Vaccinium calycinum is a stiffly erect deciduous shrub, 1–5 m tall. Its elevational and geographical range mirrors that of V. dentatum: 500-1,800 m, on all main islands, though it is not well known whether these taxa occur together. Leaves are more like V. dentatum than V. reticulatum: ovate, glabrous, with serrate margins, but largest out of the three: 5–8 cm long by 2–4 cm wide. Corolla color varies from solid green, yellowish green to reddish green, at 9–12 mm long, while berries are always bright red and 9–15 mm in diameter. Flowering and fruiting can occur year round, but more abundantly in the summer months.
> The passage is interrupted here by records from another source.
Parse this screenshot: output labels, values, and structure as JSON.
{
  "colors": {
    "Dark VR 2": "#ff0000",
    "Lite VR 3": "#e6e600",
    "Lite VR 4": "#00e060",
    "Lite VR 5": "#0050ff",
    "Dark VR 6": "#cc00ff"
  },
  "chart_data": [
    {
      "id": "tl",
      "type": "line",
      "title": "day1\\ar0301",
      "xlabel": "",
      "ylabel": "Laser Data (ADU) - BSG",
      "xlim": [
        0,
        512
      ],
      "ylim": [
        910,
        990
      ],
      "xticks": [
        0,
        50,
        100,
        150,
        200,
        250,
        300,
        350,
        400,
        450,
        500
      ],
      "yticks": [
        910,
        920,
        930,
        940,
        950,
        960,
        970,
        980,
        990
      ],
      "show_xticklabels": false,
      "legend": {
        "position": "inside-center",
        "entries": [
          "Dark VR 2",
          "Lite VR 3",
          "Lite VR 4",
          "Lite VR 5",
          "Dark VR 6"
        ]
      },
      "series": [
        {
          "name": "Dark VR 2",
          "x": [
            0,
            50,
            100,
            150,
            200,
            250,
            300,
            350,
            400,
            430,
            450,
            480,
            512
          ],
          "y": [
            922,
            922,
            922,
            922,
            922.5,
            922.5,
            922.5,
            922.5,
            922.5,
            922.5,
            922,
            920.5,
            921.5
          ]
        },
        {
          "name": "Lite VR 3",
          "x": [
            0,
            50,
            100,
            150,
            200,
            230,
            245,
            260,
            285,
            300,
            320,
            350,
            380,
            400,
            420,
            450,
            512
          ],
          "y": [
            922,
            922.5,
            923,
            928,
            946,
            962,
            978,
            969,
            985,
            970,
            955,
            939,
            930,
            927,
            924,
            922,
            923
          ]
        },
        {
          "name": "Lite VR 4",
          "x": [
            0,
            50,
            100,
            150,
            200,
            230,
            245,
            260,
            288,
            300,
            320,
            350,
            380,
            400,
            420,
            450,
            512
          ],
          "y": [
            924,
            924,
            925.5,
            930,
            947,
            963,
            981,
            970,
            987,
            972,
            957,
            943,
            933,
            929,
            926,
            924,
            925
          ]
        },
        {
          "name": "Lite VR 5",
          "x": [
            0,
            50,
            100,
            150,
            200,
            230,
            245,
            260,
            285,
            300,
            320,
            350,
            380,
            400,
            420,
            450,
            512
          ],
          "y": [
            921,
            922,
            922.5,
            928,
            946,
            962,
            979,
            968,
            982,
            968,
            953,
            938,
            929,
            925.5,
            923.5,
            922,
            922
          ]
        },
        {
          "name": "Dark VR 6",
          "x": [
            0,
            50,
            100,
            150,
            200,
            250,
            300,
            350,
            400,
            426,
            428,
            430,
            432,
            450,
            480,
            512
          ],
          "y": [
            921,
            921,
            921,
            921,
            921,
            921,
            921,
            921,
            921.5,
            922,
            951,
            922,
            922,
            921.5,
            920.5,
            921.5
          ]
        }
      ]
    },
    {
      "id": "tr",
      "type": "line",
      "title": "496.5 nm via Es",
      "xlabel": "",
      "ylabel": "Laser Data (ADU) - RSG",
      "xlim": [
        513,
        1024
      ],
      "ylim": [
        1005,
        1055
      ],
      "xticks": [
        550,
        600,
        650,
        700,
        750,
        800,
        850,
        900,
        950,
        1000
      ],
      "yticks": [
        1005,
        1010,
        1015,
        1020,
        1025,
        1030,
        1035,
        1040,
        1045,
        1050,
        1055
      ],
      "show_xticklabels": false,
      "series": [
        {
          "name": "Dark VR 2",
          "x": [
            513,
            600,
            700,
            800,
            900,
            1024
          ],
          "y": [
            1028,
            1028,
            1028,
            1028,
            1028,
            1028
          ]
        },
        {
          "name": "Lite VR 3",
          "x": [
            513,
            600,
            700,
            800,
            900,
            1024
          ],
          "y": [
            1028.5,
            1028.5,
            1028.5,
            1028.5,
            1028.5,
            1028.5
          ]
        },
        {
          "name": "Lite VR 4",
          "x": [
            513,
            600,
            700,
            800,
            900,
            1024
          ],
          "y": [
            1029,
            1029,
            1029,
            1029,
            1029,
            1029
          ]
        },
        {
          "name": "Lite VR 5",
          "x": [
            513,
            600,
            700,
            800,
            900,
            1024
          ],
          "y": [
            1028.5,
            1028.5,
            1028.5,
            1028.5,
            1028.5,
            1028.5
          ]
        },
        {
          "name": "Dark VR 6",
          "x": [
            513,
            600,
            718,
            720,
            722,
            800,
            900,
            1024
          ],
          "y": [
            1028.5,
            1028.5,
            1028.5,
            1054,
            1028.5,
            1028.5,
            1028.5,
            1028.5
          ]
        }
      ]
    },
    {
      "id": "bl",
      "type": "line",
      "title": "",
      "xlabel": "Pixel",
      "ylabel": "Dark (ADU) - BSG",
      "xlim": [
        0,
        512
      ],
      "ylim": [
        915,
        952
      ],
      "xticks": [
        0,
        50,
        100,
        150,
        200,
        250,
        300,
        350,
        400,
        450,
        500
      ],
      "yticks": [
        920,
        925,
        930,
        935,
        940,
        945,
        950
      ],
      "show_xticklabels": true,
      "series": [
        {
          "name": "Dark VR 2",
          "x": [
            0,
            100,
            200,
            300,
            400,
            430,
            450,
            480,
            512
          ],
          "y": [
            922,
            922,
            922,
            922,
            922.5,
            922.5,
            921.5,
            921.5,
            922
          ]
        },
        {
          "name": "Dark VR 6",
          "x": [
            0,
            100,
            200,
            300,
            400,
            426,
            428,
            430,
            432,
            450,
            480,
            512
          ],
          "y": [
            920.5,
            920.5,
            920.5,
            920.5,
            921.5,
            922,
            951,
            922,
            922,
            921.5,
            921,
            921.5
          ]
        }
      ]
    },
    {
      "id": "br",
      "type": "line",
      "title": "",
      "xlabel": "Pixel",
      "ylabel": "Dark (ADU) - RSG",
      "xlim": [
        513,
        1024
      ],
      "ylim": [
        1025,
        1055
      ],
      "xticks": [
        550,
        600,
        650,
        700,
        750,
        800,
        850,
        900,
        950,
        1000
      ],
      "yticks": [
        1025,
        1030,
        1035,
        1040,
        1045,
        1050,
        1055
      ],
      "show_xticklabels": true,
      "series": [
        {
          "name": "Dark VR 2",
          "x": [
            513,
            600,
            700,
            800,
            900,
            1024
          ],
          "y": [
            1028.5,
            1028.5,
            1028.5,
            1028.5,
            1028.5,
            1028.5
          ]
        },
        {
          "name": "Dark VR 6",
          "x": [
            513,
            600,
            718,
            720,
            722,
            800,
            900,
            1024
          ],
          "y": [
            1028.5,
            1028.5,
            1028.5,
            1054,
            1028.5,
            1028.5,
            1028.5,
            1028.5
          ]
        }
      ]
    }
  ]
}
The defining characteristic unique to V. calycinum is perhaps its deciduousness, but the degree of this character is relatively weak: plants are found without leaves for 1–3 weeks from October to February. Vaccinium calycinum can bloom 9 months after germination, the fastest maturity rate out of the three species.

As in Vaccinium dentatum, some morphological characters that define Vaccinium calycinum (red berries, serrate leaf margins), can also be found on variations of V. reticulatum, so care must be taken in distinguishing between these species. The designated distinguishing character is again the calyx, which in V. calycinum is foliaceous and overlapping in bud and 2–3 mm wide at base, longer than the tube at antithesis.

==Uses==
The berries of V. calycinum are edible but of little flavor.